He caminado buscando mi sangre, aquella que no conocí, esa que gotea cada vez que con un golpe se apura por rozar el aire, por huir de este cuerpo. Por momentos la pregunta se hacía presente y las respuestas esquivas dirigían sus sonidos para rumbos que son más que conocidos. Siempre hacia adelante, mirando mi sombra achicarse y luego crecer, solo. Al principio un par de perros me acompañaron, hasta que se dieron cuenta que no conocía mi destino y basta un perdido para saber que no ha de bien guiar. Las piedras sintieron mis tobillos, y mis rodillas el peso a la espalda. Caminé bajo el sol y un rato junto a la luna. De día mis ojos se llenaban de horizonte, de noche de formas caprichosas unidas por cada estrella.

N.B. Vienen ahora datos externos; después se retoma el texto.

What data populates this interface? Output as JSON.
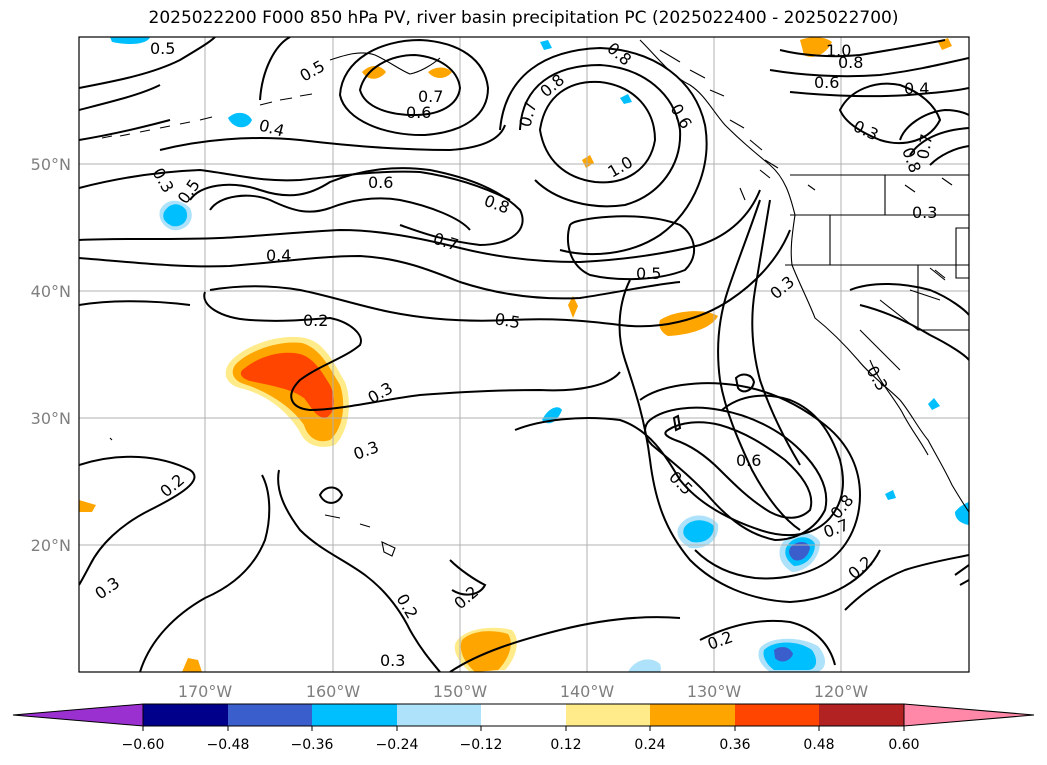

He comido cada noche junto a un nuevo amigo y he compartido siempre un buen vino. Esa tonada tan bella que me endulza el alma, entre tímida y pidiendo permiso, esa tonada colmó mis oídos.
He dormido sin miedo acompañado de todos mis muertos. No he sentido frío, ni angustia de no haber compartido esto. Se escribió así, en una hoja larga y con trazos de muchos, grabados con su mirada.
He viajado. Buscando niños, aquellos niños que me ayudan a saber quien soy.